Saturday, Jan. 28, 2012

Movie Review: Little tension despite there being a 'Man on a Ledge'

- McClatchy Newspapers

In "Man on a Ledge," a man named Nick Cassidy (Sam Worthington) checks into the Roosevelt Hotel in New York City, orders a champagne lunch and then climbs out of the window of his room on the 21st floor, threatening to jump.

A crowd of onlookers quickly gathers on the street to gawk and point. Police rush in to talk the man down. One detective (Ed Burns) doesn't have much luck. Another one, Detective Lydia Mercer (Elizabeth Banks), fares a little better. She's a negotiator who specializes in these sorts of stressful standoffs, although we learn her last suicide intervention failed after the guy she was trying to save jumped off a bridge anyway. But Nick is willing to talk to her -- at least for a while.

This setup would be perfectly fine, except for two things: Nick doesn't look the slightest bit suicidal, and director Asger Leth has already shown us a lengthy prologue in which we saw Nick bust out of prison, so we know there is more going on here than meets the eye.

"Man on a Ledge" was written by Pablo F. Fenjves, who is big on the whole "things are not what they seem" style of storytelling, but not too fond of slowly revealing information and building tension. The movie lets us know much too soon, so we know that by standing on that ledge, Nick is simply providing a distraction for his brother Joey (Jamie Bell) and his acrobatic girlfriend Angie (Genesis Rodriguez) to pull off a "Mission: Impossible"-style heist in a building nearby. And when I say "Mission: Impossible"-style, I mean exactly like the Brian de Palma movie, complete with a scene in which the burglars hang in mid-air, suspended from the ceiling, breaking into a room where the floor is wired and an increase in temperature will set off alarms.
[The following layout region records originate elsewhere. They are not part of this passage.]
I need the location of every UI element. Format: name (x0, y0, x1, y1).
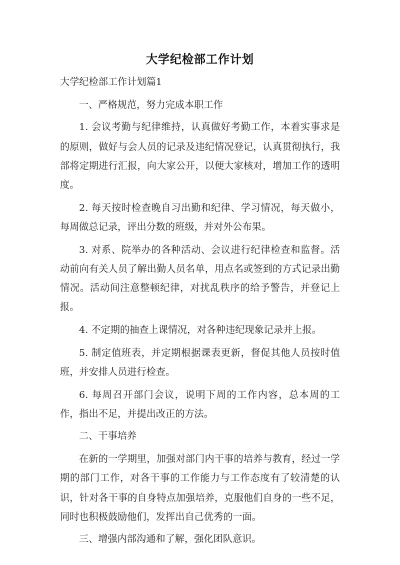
document-title: 大学纪检部工作计划 (146, 52, 254, 66)
document-subtitle: 大学纪检部工作计划篇1 (60, 77, 163, 88)
paragraph-item-4: 4. 不定期的抽查上课情况，对各种违纪现象记录并上报。 (79, 324, 322, 336)
paragraph-item-1: 1. 会议考勤与纪律维持，认真做好考勤工作，本着实事求是的原则，做好与会人员的记录及违纪情况登记，认真贯彻执行，我部将定期进行汇报，向大家公开，以便大家核对，增加工作的透明度。 (60, 122, 340, 192)
document-body (60, 73, 340, 553)
section-heading-3: 三、增强内部沟通和了解，强化团队意识。 (79, 534, 262, 546)
section-heading-1: 一、严格规范，努力完成本职工作 (79, 99, 223, 111)
paragraph-item-5: 5. 制定值班表，并定期根据课表更新，督促其他人员按时值班，并安排人员进行检查。 (60, 347, 340, 378)
paragraph-training: 在新的一学期里，加强对部门内干事的培养与教育，经过一学期的部门工作，对各干事的工作能力与工作态度有了较清楚的认识，针对各干事的自身特点加强培养，克服他们自身的一些不足，同时也积极鼓励他们，发挥出自己优秀的一面。 (60, 454, 340, 523)
paragraph-item-2: 2. 每天按时检查晚自习出勤和纪律、学习情况，每天做小，每周做总记录，评出分数的班级，并对外公布果。 (60, 202, 340, 233)
paragraph-item-6: 6. 每周召开部门会议，说明下周的工作内容，总本周的工作，指出不足，并提出改正的方法。 (60, 389, 340, 420)
section-heading-2: 二、干事培养 (79, 431, 137, 443)
paragraph-item-3: 3. 对系、院举办的各种活动、会议进行纪律检查和监督。活动前向有关人员了解出勤人员名单，用点名或签到的方式记录出勤情况。活动间注意整顿纪律，对扰乱秩序的给予警告，并登记上报。 (60, 244, 340, 314)
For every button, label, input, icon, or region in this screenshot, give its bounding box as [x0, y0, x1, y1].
Ed Harris is also in "Man on a Ledge," playing a sneering tycoon who likes to gloat when he one-ups his enemies, and Kyra Sedgwick is a Hispanic TV news reporter whose only discernable character trait is the exaggerated way she pronounces her last name "Morales" (the same way Jane Curtain used to say "Venezuela" on "Saturday Night Live's" Weekend Update.) The filmmakers try their best to give the movie momentum and tension, but that's almost impossible to do when you're constantly ahead of the characters. That's an unintentional consequence of the structure the script uses, constantly cutting away from the ledge to show us what is happening elsewhere.

The only mysteries in "Man on a Ledge" are the reasons for what the characters are doing, which is too puny an engine to drive such an unwieldy jalopy. Who cares? The other big question in the film: Has there ever been an actor as bland as Worthington given so many plum roles? This guy starred in "Avatar," "Terminator: Salvation" and "Clash of the Titans," yet he's so anonymous that I couldn't have cared less whether or not Nick made it through the movie alive.

Instead, "Man on a Ledge" just made me think of an old Van Halen song: "Jump."